Men and women often dream of jetsetting around the world when they retire. Traveling the globe without worrying about timelines or what's going on back at the office is something many retirees reward themselves with after a life of hard work.
As liberating as world travel can be, retirees still must exercise caution when traveling abroad. The following are a few safety tips for retirees who are ready to make their dream retirements a reality by setting off for parts unknown.
* Stay in touch. Escapism is a big part of the attraction of travel for travelers young and old. But while you may want to avoid contact with the outside world on your travels, it's still necessary to stay in touch with your loved ones. Retirees who plan to take extended trips overseas should purchase an international mobile phone plan that allows them to use their phones regardless of what country they happen to be in. A quick text message to a son or daughter back home is all it takes to let your family know you are safe and having the time of your life. Work out a communication plan with your loved ones back home before departing, agreeing to contact them via phone call, email or Skype at least once per week for the duration of your trip. This is a good way to share your experiences and help your relatives rest easy knowing that you are safe.
* Don't store all of your important documents in one place. When traveling overseas, it can be convenient to keep important items like traveler's cheques, credit cards, passports, and identification in one place. However, storing all of your sensitive documents or financial items in one place is very risky, as a lost or stolen bag can leave you without identification or access to your funds. When traveling, couples should carry their own passports on their persons and split up credit cards and traveler's cheques. This way you still have access to your funds, and one of you still has identification should items be lost or stolen.
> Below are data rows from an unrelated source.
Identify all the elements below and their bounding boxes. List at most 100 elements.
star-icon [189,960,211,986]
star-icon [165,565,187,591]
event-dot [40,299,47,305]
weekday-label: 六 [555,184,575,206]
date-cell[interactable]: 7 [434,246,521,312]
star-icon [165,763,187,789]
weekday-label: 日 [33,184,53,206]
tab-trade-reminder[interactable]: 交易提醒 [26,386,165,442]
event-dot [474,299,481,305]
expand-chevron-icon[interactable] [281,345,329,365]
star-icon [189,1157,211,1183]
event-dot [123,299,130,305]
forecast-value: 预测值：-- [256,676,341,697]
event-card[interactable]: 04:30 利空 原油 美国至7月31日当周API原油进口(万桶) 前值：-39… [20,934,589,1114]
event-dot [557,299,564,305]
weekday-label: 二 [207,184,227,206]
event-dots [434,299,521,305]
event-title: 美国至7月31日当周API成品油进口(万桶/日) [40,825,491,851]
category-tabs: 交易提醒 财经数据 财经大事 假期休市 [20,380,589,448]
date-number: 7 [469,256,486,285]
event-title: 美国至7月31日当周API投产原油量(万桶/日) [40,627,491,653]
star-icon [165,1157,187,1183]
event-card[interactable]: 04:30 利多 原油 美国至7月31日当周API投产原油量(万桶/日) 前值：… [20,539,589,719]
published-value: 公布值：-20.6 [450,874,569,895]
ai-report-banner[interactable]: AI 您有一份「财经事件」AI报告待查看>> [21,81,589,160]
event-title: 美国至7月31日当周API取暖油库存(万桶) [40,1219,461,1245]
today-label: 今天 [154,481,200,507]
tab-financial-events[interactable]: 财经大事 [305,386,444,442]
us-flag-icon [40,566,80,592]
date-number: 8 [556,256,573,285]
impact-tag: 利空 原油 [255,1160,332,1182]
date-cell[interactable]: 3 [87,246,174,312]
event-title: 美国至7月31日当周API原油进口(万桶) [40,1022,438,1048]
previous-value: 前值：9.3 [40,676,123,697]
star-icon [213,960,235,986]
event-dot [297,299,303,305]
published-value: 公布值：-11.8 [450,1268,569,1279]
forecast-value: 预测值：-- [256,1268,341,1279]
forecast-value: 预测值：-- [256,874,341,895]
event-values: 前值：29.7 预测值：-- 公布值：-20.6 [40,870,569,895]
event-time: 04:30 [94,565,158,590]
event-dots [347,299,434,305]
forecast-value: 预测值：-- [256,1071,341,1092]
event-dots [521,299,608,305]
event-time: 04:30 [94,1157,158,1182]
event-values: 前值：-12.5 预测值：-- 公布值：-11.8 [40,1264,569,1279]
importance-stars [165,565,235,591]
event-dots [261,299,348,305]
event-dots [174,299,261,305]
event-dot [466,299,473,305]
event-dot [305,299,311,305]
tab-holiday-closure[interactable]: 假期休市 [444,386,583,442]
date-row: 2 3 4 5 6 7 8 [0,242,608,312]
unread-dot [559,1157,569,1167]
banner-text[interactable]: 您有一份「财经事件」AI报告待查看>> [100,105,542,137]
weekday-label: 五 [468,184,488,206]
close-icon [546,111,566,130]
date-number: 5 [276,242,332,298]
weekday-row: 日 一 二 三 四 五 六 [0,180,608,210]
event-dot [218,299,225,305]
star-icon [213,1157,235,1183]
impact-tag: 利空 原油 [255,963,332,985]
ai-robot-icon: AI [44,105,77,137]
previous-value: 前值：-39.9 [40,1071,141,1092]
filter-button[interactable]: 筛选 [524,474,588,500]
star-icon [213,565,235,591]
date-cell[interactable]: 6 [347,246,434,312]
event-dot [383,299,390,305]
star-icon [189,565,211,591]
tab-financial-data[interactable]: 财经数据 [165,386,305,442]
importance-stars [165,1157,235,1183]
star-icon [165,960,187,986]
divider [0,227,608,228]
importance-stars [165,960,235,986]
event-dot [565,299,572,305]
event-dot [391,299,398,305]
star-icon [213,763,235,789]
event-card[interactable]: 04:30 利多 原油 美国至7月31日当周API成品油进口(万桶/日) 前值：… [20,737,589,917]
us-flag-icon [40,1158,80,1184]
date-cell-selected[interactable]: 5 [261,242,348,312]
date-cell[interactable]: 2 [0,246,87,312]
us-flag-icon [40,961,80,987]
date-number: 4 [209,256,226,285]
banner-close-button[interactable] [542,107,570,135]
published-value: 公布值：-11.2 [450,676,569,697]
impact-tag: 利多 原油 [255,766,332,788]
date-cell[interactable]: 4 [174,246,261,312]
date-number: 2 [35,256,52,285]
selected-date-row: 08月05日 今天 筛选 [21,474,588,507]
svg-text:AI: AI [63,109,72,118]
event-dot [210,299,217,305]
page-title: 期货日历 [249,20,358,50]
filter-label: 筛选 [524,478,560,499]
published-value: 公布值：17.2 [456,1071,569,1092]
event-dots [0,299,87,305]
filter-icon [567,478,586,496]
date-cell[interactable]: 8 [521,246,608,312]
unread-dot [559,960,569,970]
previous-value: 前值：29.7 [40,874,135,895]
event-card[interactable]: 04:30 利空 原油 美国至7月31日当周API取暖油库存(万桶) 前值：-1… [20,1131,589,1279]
* Do your homework. Unplanned day trips are common among travelers who have been traveling for long periods of time. While such jaunts can add an element of spontaneity to a trip, they also can be quite dangerous if travelers have not done their homework on a particular destination. You do not want to end up in a place where tourists are not welcome or frequent targets of criminals. In addition, you don't want to visit a city or town and know nothing of its customs or etiquette. For example, locals may react negatively to visitors who have ignored accepted local standards for attire. You can still make spontaneous trips, but make sure you gather some background information, be it from the Internet, locals where you are currently staying or the hotel concierge, on a given locale and its customs before visiting.
* Make sure your health will not be compromised. Retirees cannot travel in the same manner they did in the carefree days of their youth. Before traveling abroad, visit your physician and get a full physical. Refill any medications you will need during your trip, and speak with your physician about how to handle any medical emergencies while overseas. Carry your physician's name and telephone number with you at all times, so local medical professionals can contact him or her should you experience a medical emergency.
Once you have arrived at your destination, it's important that you continue to prioritize your health. Make sure the water is safe to drink before taking a sip, and investigate local cuisine to ensure it won't enflame any existing medical conditions you may have. The quality of medical care varies greatly across the globe, so you must prioritize your health whenever leaving the country and avoid anything that might put your health in jeopardy.
* Travel with friends or family if possible. If you have friends or family who also are retirees with time on their hands, organize a group trip abroad. Groups are less likely to be targeted by criminals than couples, and overseas trips with friends or family members can make trips overseas that much more memorable and enjoyable.
Overseas travel is a popular goal of men and women on the verge of retirement or those who have already called it a career. But safety must remain a priority when traveling abroad.